Several cases of ONF, varying from 10 mm to 22 mm in length and situated around the area of the maxillary canines, were included in this report. The patients were geriatric and had concomitant periodontal pathology. All the previous surgeries consisted of variations of the single-layer mucoperiosteal flap technique; except for one patient where polypropylene meshes were tried. In half of those cases, two previous surgical attempts had been made to repair the defects. In a few cases, only one surgical attempt was made before, while in others 3 or more attempts had been made. Over 95% of the ONFs healed completely, usually within two weeks (from 1 to 4) following the surgery. There was no complication or permanent deformation noted at the donor sites.

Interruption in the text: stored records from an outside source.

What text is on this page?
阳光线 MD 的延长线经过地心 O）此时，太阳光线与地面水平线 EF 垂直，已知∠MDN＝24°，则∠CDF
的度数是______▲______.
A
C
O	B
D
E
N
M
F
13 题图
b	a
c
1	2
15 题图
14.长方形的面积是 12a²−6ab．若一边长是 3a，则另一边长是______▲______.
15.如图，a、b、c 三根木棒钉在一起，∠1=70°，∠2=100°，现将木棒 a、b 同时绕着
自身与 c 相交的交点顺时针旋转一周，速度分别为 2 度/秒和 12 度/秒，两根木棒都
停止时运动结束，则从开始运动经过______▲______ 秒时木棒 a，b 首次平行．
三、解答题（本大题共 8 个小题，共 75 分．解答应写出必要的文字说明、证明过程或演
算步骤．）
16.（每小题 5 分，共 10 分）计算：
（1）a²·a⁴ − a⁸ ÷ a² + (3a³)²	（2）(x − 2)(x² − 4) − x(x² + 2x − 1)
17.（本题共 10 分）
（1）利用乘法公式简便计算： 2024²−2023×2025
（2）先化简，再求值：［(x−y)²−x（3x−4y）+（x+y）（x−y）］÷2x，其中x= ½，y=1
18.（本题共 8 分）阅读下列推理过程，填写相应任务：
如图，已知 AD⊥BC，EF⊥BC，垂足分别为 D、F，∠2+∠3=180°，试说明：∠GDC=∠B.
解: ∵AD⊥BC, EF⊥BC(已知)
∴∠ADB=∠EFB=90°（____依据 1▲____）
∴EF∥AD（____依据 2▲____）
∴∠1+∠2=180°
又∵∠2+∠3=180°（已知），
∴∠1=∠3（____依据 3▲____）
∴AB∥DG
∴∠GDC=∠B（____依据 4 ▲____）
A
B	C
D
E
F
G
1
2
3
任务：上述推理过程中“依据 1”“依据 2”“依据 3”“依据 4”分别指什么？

When dealing with oronasal fistula, it is recommended to try to repair the defect on the first surgical attempt. This minimizes interference with vascular supply, reduces time and cost associated with surgery, and more tissue is always available on the first procedure. In general, the standard flap techniques (simple or double) constitute a reasonably efficient way to achieve success. However, in refractory cases, the use of an auricular graft provides many advantages over other techniques. It offers a support for epithelialization, especially in the region where bone is lacking, such as the palatine fossae, or where it has been destroyed secondary to pathology. The technique is fairly simple and rapid, and with practice, one should be able to obtain the auricular cartilage graft within 20 to 30 minutes. The graft is harvested on the dorsal surface of the pinna through a single longitudinal incision; this allows easier access, easier surgical preparation, easier dissection of the cartilage, and does not damage possible ear tattoos. Moreover, the auricular cartilage can be custom fitted to the size of the wound and, in cases of bilateral defects, cartilage flaps can be harvested from both ears. Normally, the donor site heals without complication and does not leave permanent deformation of the pinna, preserving the esthetic of it. The use of auricular cartilage is also economical when compared to the cost of synthetic materials or xenografts. From the results obtained, we are able to conclude that the use of an auricular cartilage graft constitutes an excellent alternative for surgical repair of ONF when conventional methods are not successful. Very recently, a commercially produced lamellar bone membrane has become available and has proved useful in the repair of recurrent ONFs. The membrane is used in the same way as the auricular cartilage graft.